Однако похвала отца невольно огорчила саму Аврелию. Девушка даже рассыпала часть цветов из своего букета и, не слушая больше разговор родителей, ушла к себе в комнату. Она давно догадывалась, что пропавшая шестнадцать лет назад Примавера была любимицей Донато, и даже своенравность и упрямство старшей дочери ему по-своему нравились. А вот Аврелия была совсем другая — не из-за врожденных свойств натуры, а из-за того воспитания, которое с согласия отца дала ей мать. Марина после исчезновения Примаверы буквально тряслась над детьми, не позволяя им сделать ни одного неосторожного шага. Но если Роман, как мальчик, все же сумел выбиться из-под материнской опеки, то Аврелии это не удалось. Марина заботилась о ее воспитаний, образовании и хозяйственных навыках, но совершенно ограждала девочку от занятий, в которых видела какую-то опасность для нее. Она не разрешала Аврелии ездить верхом, взбираться на горы, плавать по морю даже в тихую погоду, не позволяла одной гулять за пределами поместья Подере ди Романо. А когда семья Латино пребывала, как этой весной, в своем кафинском доме, девушка почти не появлялась на улицах города без сопровождения. Марина стремилась все узнать о подругах дочери и редко отпускала ее к ним в гости.
Самой близкой подругой Аврелии — и единственной, которую по-настоящему одобряла Марина, была Кириена — девушка из греко-готской семьи Триволис, хорошо знакомой с семьей Латино. А когда стало заметно, что Кириена и Роман питают друг к другу симпатию, Марина уже готова была видеть в Кириене будущую невестку, а потому без опасений отпускала с ней Аврелию даже на городские праздники.
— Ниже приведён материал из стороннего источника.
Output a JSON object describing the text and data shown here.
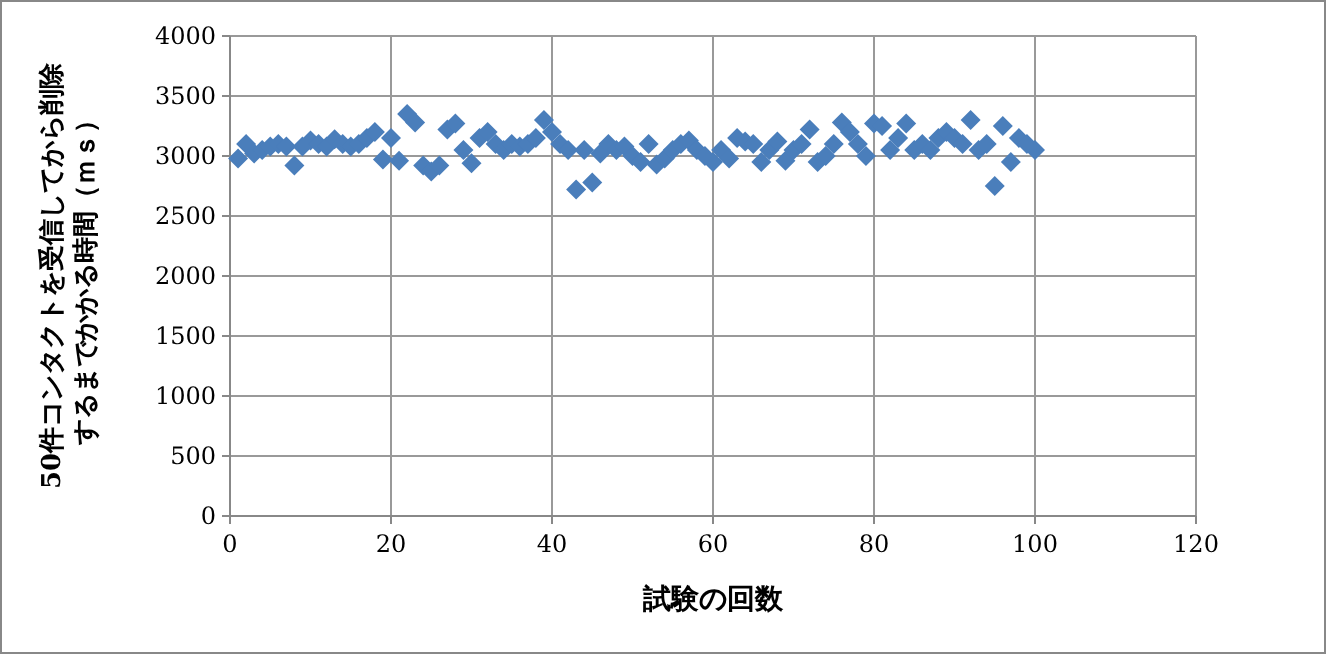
{
  "chart_data": {
    "type": "scatter",
    "xlabel": "試験の回数",
    "ylabel": "50件コンタクトを受信してから削除するまでかかる時間（ｍｓ）",
    "x": [
      1,
      2,
      3,
      4,
      5,
      6,
      7,
      8,
      9,
      10,
      11,
      12,
      13,
      14,
      15,
      16,
      17,
      18,
      19,
      20,
      21,
      22,
      23,
      24,
      25,
      26,
      27,
      28,
      29,
      30,
      31,
      32,
      33,
      34,
      35,
      36,
      37,
      38,
      39,
      40,
      41,
      42,
      43,
      44,
      45,
      46,
      47,
      48,
      49,
      50,
      51,
      52,
      53,
      54,
      55,
      56,
      57,
      58,
      59,
      60,
      61,
      62,
      63,
      64,
      65,
      66,
      67,
      68,
      69,
      70,
      71,
      72,
      73,
      74,
      75,
      76,
      77,
      78,
      79,
      80,
      81,
      82,
      83,
      84,
      85,
      86,
      87,
      88,
      89,
      90,
      91,
      92,
      93,
      94,
      95,
      96,
      97,
      98,
      99,
      100
    ],
    "values": [
      2980,
      3100,
      3020,
      3050,
      3080,
      3100,
      3080,
      2920,
      3080,
      3130,
      3100,
      3080,
      3140,
      3100,
      3080,
      3100,
      3150,
      3200,
      2970,
      3150,
      2960,
      3350,
      3280,
      2920,
      2870,
      2920,
      3220,
      3270,
      3050,
      2940,
      3150,
      3200,
      3100,
      3050,
      3100,
      3080,
      3100,
      3150,
      3300,
      3200,
      3100,
      3050,
      2720,
      3050,
      2780,
      3020,
      3100,
      3050,
      3080,
      3000,
      2950,
      3100,
      2930,
      2980,
      3050,
      3100,
      3130,
      3050,
      3000,
      2950,
      3050,
      2980,
      3150,
      3120,
      3100,
      2950,
      3050,
      3120,
      2960,
      3050,
      3100,
      3220,
      2950,
      3000,
      3100,
      3280,
      3200,
      3100,
      3000,
      3270,
      3250,
      3050,
      3150,
      3270,
      3050,
      3100,
      3050,
      3150,
      3200,
      3150,
      3100,
      3300,
      3050,
      3100,
      2750,
      3250,
      2950,
      3150,
      3100,
      3050
    ],
    "color": "#4a7ebb",
    "marker": "diamond",
    "grid": true,
    "xlim": [
      0,
      120
    ],
    "xticks": [
      0,
      20,
      40,
      60,
      80,
      100,
      120
    ],
    "ylim": [
      0,
      4000
    ],
    "yticks": [
      0,
      500,
      1000,
      1500,
      2000,
      2500,
      3000,
      3500,
      4000
    ]
  }
}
Зато другая девушка, упорно набивавшаяся в подруги Аврелии и Кириене, совсем не нравилась синьоре Латино. Это была Раиса, дочь корабельного мастера Ореста и Зои — бывшей злосчастной подруги Марины. Аврелия догадывалась, что мать не приемлет Раису именно из-за Зои: какие-то неприятные и тяжелые воспоминания отвращали синьору Латино от всего, что было связано с ее бывшей подругой. А год назад Зоя умерла от лихорадки, но перед смертью позвала к себе Марину и исповедалась в своем давнем тайном грехе. После этого Марина пришла домой бледная, как стена, долго молчала, а потом разразилась бурной истерикой. Пришлось позвать ее брата Георгия, ставшего священником, и он привел с собой монаха-целителя, который заговором и наложением рук успокоил безутешную женщину. Придя в себя, Марина передала слова Зои, открывшей тайну исчезновения Примаверы. Оказывается, Зоя всю жизнь мучилась угрызениями совести, но боялась признаться подруге, что помогла Нероне выкрасть ее дочь. К тому же Зою не отпускал страх перед новым появлением зловещего генуэзца, с которым она когда-то заключила роковую сделку. Но незадолго до своей смерти Зоя почему-то поняла, что Нероне уже нет в живых, а тайну нельзя уносить с собой в могилу, и во всем покаялась перед бывшей подругой.
«Я чувствовала, что девочка моя жива! — повторяла Марина сквозь слезы. -- Я никогда не могла смириться со смертью Примаверы. Но теперь не знаю, что было бы лучше для нее: утонуть в море или быть проданной в рабство». «Малышку Примаверу невозможно представить рабыней», — сказал тогда Донато, на которого вести из прошлого тоже произвели тяжелое впечатление.